純情恋心


 * * *

《お話したい事が
 あります。
 会ってくれませんか?》

勇気を振り絞って送ったそのメールは、3時間経っても返信がない。

やっぱり会う事はしてくれないんだ……そう半分諦めながら、まだ午後の授業が終わるまでわからないと、携帯を気にしていた。

まだあと1時間、授業がある。

まだ待とう、まだ可能性はある……そう思いながら、あたしは6時間目の授業を受けていた。

苦手な英語の演習は普段からやる気が起きないのに、今日は携帯を気にしてばかりで余計に集中出来ない。
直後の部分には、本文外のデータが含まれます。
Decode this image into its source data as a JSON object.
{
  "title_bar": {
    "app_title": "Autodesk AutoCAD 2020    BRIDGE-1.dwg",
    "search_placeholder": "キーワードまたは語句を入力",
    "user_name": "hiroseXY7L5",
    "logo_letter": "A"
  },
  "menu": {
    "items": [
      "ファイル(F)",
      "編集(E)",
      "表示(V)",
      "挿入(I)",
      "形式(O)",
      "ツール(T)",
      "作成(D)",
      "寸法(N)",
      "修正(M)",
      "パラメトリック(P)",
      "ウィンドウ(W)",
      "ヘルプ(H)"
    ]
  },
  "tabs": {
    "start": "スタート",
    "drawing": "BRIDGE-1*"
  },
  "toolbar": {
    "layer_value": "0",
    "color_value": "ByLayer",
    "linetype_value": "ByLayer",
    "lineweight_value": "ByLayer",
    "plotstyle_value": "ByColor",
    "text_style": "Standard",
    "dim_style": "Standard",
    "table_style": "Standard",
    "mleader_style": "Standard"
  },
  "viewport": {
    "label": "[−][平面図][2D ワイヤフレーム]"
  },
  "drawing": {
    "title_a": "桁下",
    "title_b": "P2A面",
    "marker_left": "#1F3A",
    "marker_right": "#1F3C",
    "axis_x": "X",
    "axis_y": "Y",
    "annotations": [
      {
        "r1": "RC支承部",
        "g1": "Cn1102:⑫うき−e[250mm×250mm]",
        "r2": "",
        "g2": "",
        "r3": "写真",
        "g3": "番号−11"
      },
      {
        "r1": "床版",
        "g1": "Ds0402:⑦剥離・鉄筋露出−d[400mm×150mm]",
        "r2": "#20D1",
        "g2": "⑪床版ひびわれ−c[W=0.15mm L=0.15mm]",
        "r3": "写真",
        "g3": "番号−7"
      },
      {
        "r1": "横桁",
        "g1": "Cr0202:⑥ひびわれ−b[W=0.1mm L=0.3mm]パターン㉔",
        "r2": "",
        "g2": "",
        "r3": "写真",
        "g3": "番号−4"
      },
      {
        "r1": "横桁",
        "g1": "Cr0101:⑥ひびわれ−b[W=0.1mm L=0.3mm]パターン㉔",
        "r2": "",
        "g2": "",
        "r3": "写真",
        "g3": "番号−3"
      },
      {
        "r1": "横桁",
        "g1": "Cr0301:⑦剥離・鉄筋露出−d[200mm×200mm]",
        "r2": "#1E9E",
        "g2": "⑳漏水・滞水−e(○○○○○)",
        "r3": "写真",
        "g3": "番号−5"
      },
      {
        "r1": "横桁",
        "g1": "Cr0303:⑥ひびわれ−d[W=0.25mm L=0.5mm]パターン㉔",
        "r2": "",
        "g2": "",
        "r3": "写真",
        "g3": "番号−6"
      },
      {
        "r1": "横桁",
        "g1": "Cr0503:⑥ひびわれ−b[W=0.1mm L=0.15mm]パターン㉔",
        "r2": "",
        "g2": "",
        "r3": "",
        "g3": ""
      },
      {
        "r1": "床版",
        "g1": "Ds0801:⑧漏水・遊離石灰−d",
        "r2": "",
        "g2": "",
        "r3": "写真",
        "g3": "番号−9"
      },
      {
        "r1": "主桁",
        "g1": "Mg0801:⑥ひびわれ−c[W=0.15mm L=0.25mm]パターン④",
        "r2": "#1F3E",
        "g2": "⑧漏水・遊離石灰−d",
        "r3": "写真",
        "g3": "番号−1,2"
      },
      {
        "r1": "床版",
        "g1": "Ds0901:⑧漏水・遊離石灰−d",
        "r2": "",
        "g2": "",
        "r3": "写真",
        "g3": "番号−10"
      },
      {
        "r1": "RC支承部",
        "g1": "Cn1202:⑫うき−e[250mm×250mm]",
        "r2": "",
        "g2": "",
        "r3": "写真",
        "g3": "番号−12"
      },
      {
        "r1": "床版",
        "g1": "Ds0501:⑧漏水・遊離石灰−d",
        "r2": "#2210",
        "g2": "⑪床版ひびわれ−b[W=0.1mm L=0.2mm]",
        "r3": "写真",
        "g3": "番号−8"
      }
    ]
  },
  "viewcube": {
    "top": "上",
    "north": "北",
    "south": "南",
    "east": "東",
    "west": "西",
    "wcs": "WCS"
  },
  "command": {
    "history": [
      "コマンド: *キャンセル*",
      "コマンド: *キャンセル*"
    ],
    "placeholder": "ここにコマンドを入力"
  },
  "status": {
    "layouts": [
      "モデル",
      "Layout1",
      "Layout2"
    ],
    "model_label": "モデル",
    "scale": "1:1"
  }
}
演習は簡単だなんて千歳が言っていたけど、やっぱり英語に変わりはない。

何がなんだかさっぱりわからなくて、あたしは机に突っ伏してスカートのポケットに意識を集中させた。

だけど相変わらず、携帯は何も受信しない……。

次第に睡魔に襲われてきて、意識が半分なくなってきた……その時。

スカートのポケットが微かに振動した事に過剰なくらい反応したあたしは、慌てて携帯を開いた。

待ち受け画面の左下に表示された新着メールを、高揚してしまう心音を落ち着かせて開く。

《今なら安い!
 夏物50%〜70%OFF☆》

「………」

そんな見出しのメールマガジン、期待はずれの送信元に少し苛立ったあたしは、思わず机を拳で叩く。

それが意外にも大きな音をたててしまって……教室中、もちろん先生にも気付かれてしまった。

『……じゃあ畑中さん、94ページの問5を答えてくれるかな?』

にっこりと、目は笑っていない笑みを先生に向けられて、あたしは自分の問題集に目を向けた。

……だけどもちろん、未回答。

「……ごめんなさい、わかりません……っ」

『そう、いいわ、でもわからないなら寝ないでね。じゃあその後ろの……』

あたしが寝ぼけていたと思ったのか、そう言うと後ろの席の子をあてた先生に、申し訳なかったと思いつつ。

こんな事にさせたメールを憎らしく思って、あたしは迷わずそのメールを削除した。